The much younger adaptive immune system is what we stimulate with vaccines. A property of small white blood cells called lymphocytes, it divides broadly into two lineages: the B cells and T cells. These bear the extraordinarily diverse and very specific immunoglobulin (Ig) and T cell receptor (TCR) recognition molecules that detect invading pathogens (bacteria, virus, fungi and so on).
The immunoglobulins bind to “non-self” (foreign) proteins called “antigens”, while the T cell receptors are specifically targeted to “self” transplantation molecules.
The assassins of the immune system are then switched on; the killer T cells that eliminate virus-infected (or cancer) cells. Also activated are the “helper” T cells that secrete various molecules to “help” both the B cells and killer T cells differentiate and do their work.
How does our immune system learn and remember?
All lymphocyte responses work by massive cell division in the lymph nodes (the “glands” in our neck that swell when we get a sore throat). This process is started by small numbers of “naive” B and T cells that haven’t encountered the invader before, and only stops when the foreign invader is eliminated.
The B cells differentiate into large protein-secreting cells called plasma cells, which produce the protective antibodies (immunoglobulins) that circulate for years in our blood.
Most of the T cells die off after they’ve done their job, but some survive so they can remember how to target specific invaders. They can be rapidly recalled to their “killer” or “helper” function.
Prior infection or the administration of non-living or “attenuated” (to cause a very mild infection) vaccines sets up the memory so protective antibodies are immediately available to bind (and neutralise) pathogens like the polio or measles virus. While immune T cells are rapidly recalled to “assassin” status and eliminate pathogen-infected cells.
As you may have gathered from this very brief and far too simplified account, the immune system is extraordinarily complex.

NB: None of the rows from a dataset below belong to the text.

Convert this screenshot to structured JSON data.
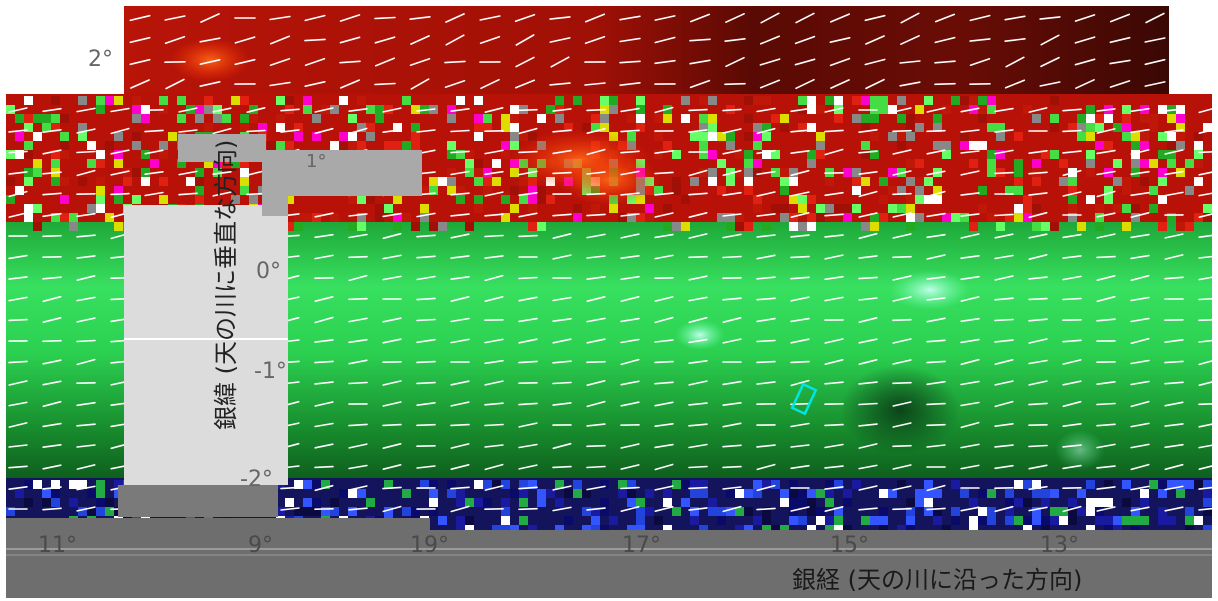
{
  "chart_data": [
    {
      "type": "heatmap",
      "description_kind": "galactic plane map with polarization vectors",
      "xlabel": "銀経 (天の川に沿った方向)",
      "ylabel": "銀緯 (天の川に垂直な方向)",
      "x_ticks": [
        "11°",
        "9°",
        "19°",
        "17°",
        "15°",
        "13°"
      ],
      "y_ticks": [
        "2°",
        "1°",
        "0°",
        "-1°",
        "-2°"
      ],
      "colors": {
        "upper_band": "#c01808",
        "plane": "#22cc44",
        "plane_core": "#66ff88",
        "lower_band": "#101050",
        "vector": "#ffffff",
        "marker": "#00e5e5",
        "axis_text": "#666666"
      },
      "grid": false
    }
  ]
}
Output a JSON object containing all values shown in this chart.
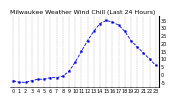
{
  "title": "Milwaukee Weather Wind Chill (Last 24 Hours)",
  "x": [
    0,
    1,
    2,
    3,
    4,
    5,
    6,
    7,
    8,
    9,
    10,
    11,
    12,
    13,
    14,
    15,
    16,
    17,
    18,
    19,
    20,
    21,
    22,
    23
  ],
  "y": [
    -4,
    -5,
    -5,
    -4,
    -3,
    -3,
    -2,
    -2,
    -1,
    2,
    8,
    15,
    22,
    28,
    33,
    35,
    34,
    32,
    28,
    22,
    18,
    14,
    10,
    6
  ],
  "line_color": "#0000dd",
  "marker": "s",
  "marker_size": 1.2,
  "linestyle": "--",
  "linewidth": 0.6,
  "ylim": [
    -8,
    38
  ],
  "yticks": [
    -5,
    0,
    5,
    10,
    15,
    20,
    25,
    30,
    35
  ],
  "ytick_labels": [
    "-5",
    "0",
    "5",
    "10",
    "15",
    "20",
    "25",
    "30",
    "35"
  ],
  "xlim": [
    -0.5,
    23.5
  ],
  "xticks": [
    0,
    1,
    2,
    3,
    4,
    5,
    6,
    7,
    8,
    9,
    10,
    11,
    12,
    13,
    14,
    15,
    16,
    17,
    18,
    19,
    20,
    21,
    22,
    23
  ],
  "bg_color": "#ffffff",
  "grid_color": "#999999",
  "title_fontsize": 4.5,
  "tick_fontsize": 3.5
}
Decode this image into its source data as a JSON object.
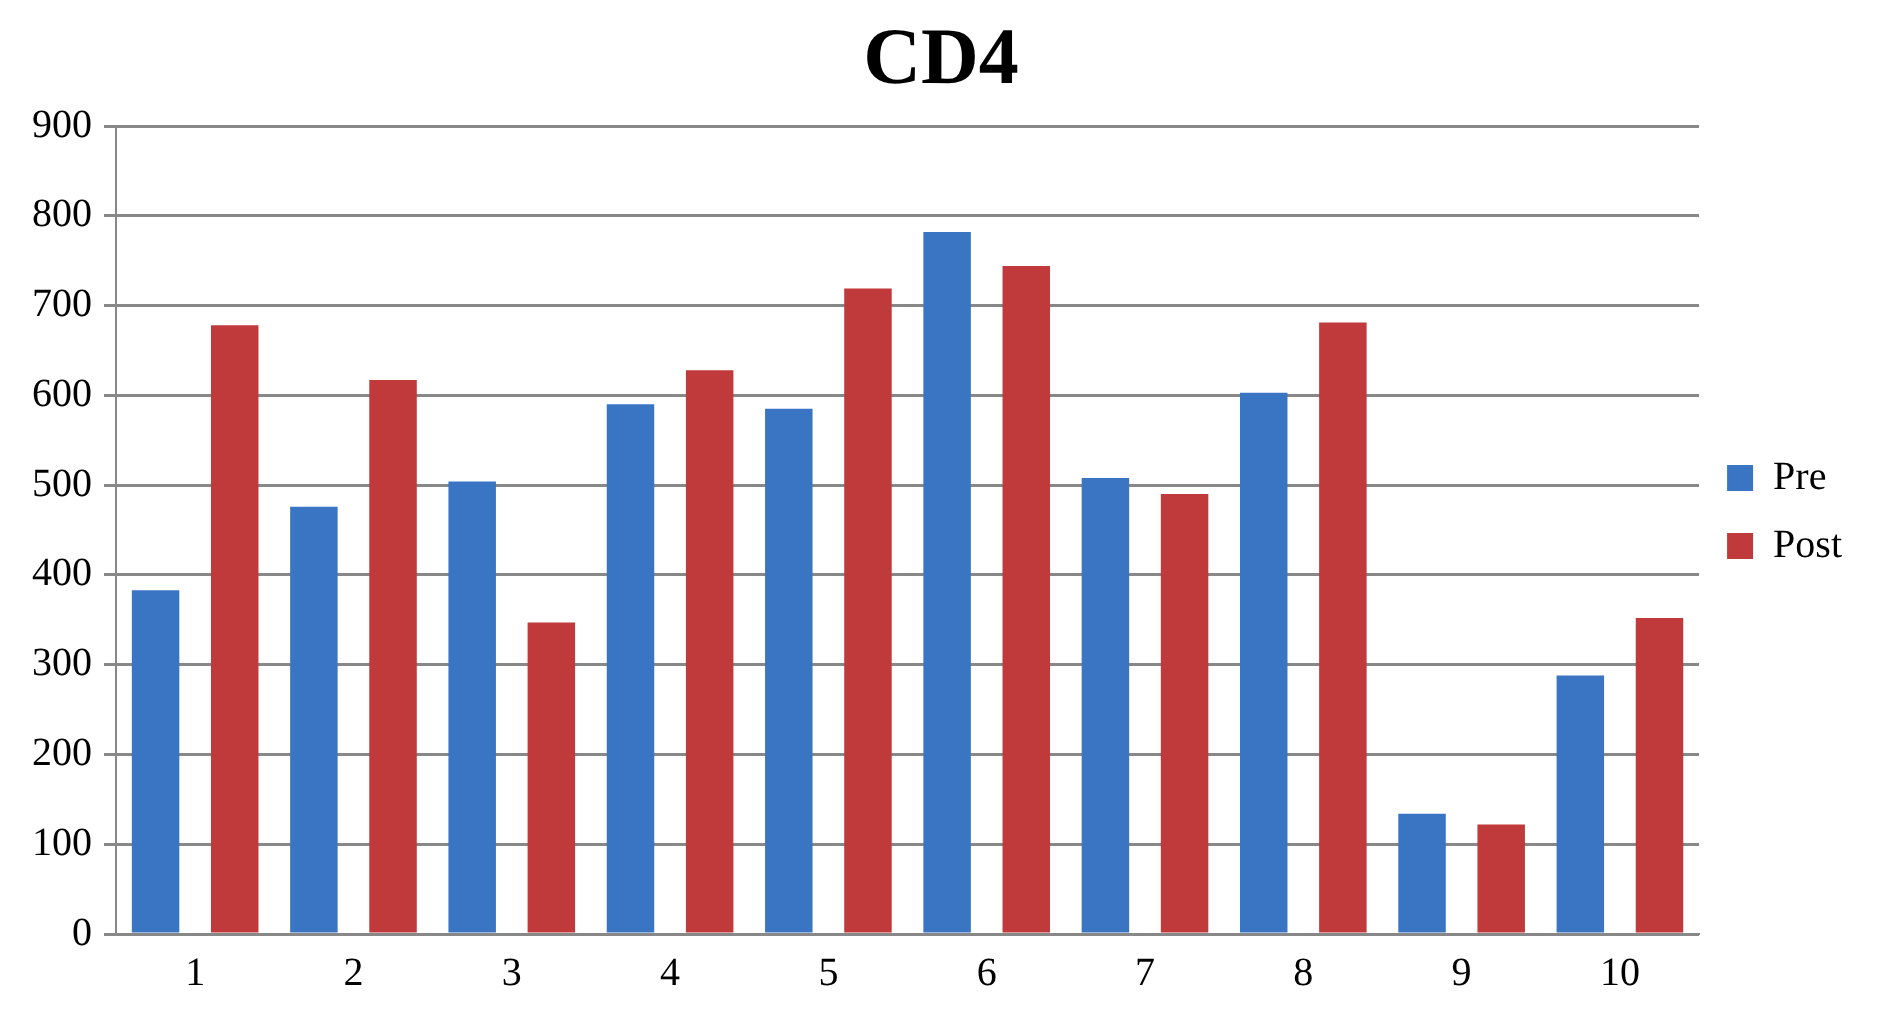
{
  "chart_data": {
    "type": "bar",
    "title": "CD4",
    "categories": [
      "1",
      "2",
      "3",
      "4",
      "5",
      "6",
      "7",
      "8",
      "9",
      "10"
    ],
    "series": [
      {
        "name": "Pre",
        "color": "#3a75c4",
        "values": [
          383,
          476,
          504,
          590,
          585,
          782,
          508,
          603,
          134,
          288
        ]
      },
      {
        "name": "Post",
        "color": "#c0393b",
        "values": [
          678,
          617,
          347,
          628,
          719,
          744,
          490,
          681,
          122,
          352
        ]
      }
    ],
    "ylim": [
      0,
      900
    ],
    "yticks": [
      0,
      100,
      200,
      300,
      400,
      500,
      600,
      700,
      800,
      900
    ],
    "grid": "y",
    "legend": "right"
  }
}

And it’s also very finely balanced with, for example, cross reactive responses to bacterial proteins sometimes setting us up for autoimmune diseases.
Another example of autoimmunity is rheumatoid arthritis, which can be triggered by blood-borne chemicals from tobacco smoke that modify “self” transplantation molecules in the joints.
And when we talk about the possible effects of the microbiome, or the “too clean” hypothesis, we’re discussing how exposure to bacteria and viruses can modify that immune balance in ways that directly affect our wellbeing. This is a very active area of research which, given the underlying complexity, presents scientists with big challenges as we seek to reach verifiable conclusions.